Nujood’s new husband promised her father not to consummate their marriage until she had hit puberty, but he had no intention of keeping his promise, and he raped the little girl and beat her with a stick when he became angry with her. Nujood is certainly not the first Yemeni child bride, but she made history by being the first one to file for divorce and win her case. I am Nujood, Age 10 and Divorced is yet another true-to-life story that shows just how good people have it in the U.S.A and the freedom we take for granted.
The main problem I have with this book is that I have my doubts that it was actually written by Nujood Ali. The narrative seemed highly developmentally inappropriate for a ten-year-old, especially one who according to the book just learned the basics of writing in her own language months before this book was written. I would be highly surprised if this book wasn’t almost entirely ghost written, or if the co-author, Delphine Minoui, wrote 99% percent of it and Nujood Ali was barely involved.
I didn’t like how this book was written in a exceedingly childlike style in certain parts, in a way that seemed almost forced (for instance, the use of the word ‘tummy’) and then in other parts vocabulary words were used that I don’t think most high school students would know the definition of. That said, it was still a fascinating true story with a compelling heroine and a great deal of educational value.
Most people in western society of heard of little girls in third-world countries being sold into marriage and it turns their stomachs, but this book makes the reader look at the issue in a new and highly personal way. For the most part, the women in Nujood’s life fail to protect her, and her mother-in-law even participates in the abuse. It isn’t until she goes to her father’s second wife for advice that she gets any help whatsoever. I was deeply impressed by this girl, who is ten at least (she doesn’t have a birth certificate and even her mother isn’t entirely sure of her age,) and her strength and presence of mind.
This book deals not only with child abuse, but also peoples’ complicity and their failure to preventing children’s suffering. This is a problem in Yemen, but it’s also a problem all over the world, including here. The women of Yemen may be oppressed by a patriarchal worldview, but people in a position of power have always been allowed to get away with far more than they should.
I thought the writing style in this book was good, not great.

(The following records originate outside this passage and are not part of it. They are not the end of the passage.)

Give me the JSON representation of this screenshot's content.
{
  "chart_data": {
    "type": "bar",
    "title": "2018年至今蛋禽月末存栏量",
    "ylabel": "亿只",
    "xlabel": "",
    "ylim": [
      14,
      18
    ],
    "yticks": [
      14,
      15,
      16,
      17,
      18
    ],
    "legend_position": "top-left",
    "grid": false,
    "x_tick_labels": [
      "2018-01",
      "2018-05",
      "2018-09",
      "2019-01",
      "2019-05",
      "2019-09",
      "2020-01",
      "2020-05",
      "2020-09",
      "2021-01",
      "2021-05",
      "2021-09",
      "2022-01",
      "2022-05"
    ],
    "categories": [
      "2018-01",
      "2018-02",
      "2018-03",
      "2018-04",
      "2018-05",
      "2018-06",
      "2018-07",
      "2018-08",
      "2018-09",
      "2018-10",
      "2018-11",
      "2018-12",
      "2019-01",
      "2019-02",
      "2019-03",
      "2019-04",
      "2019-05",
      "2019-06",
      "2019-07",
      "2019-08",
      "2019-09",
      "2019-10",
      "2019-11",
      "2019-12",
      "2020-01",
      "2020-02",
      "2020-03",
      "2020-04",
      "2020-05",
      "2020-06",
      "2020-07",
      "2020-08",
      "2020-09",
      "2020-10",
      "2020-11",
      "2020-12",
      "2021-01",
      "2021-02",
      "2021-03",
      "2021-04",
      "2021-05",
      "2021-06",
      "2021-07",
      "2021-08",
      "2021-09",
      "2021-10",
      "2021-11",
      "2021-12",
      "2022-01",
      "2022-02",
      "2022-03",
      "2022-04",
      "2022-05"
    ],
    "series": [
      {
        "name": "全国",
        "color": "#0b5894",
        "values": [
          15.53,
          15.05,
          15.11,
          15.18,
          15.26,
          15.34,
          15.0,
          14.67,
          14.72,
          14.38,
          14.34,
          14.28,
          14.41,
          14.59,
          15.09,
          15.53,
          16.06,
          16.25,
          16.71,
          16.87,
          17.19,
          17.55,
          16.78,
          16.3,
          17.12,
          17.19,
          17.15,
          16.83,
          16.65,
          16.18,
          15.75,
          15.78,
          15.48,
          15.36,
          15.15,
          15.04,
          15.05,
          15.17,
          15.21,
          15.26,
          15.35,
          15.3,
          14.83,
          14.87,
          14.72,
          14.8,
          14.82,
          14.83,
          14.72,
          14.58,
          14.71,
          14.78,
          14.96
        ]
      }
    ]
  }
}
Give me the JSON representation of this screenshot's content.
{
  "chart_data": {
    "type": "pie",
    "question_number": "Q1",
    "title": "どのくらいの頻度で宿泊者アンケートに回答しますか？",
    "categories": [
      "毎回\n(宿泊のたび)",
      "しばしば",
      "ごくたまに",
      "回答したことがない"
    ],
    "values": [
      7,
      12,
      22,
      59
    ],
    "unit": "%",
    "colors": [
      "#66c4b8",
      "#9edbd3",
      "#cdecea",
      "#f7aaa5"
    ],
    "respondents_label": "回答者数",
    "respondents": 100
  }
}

As I said before, I have my doubts that Ali actually wrote it. I found the subject matter fascinating, and I enjoyed learning more about the members of Nujood’s family’s individual dramas as the book went on. Including the dramas of Nujood’s brothers and sisters made the story a more in-depth experience, although the length of the book overall was just under 200 pages.
In Yemen, sexual violence towards women is a huge problem, to the point that Nujood’s dad wanted to sell his ten-year-old daughter into marriage before the inevitable moment in the future that she got raped by a neighbor and ‘spoiled.’ Nujood’s older sister is raped and in order to avoid sullying her family’s ‘honor,’ she is forced to marry her assailant.
I felt sad when I read online that Nujood’s younger sister Haifa, who she was very protective toward, has recently been married to an older man. I will keep my eye on Nujood’s story, and I hope she will grow up to fight against child marriage and violence against women like she wants to. I’m worried for her safety, but if and when she reaches adulthood, I hope that she will have a outstanding life and be able to achieve her dreams. I am Nujood, Age 10 and Divorced is sad but has traces of optimism and hope in the form of it’s spirited subject. It’s an extremely quick read and gives you a look into a part of the world that most people know little about.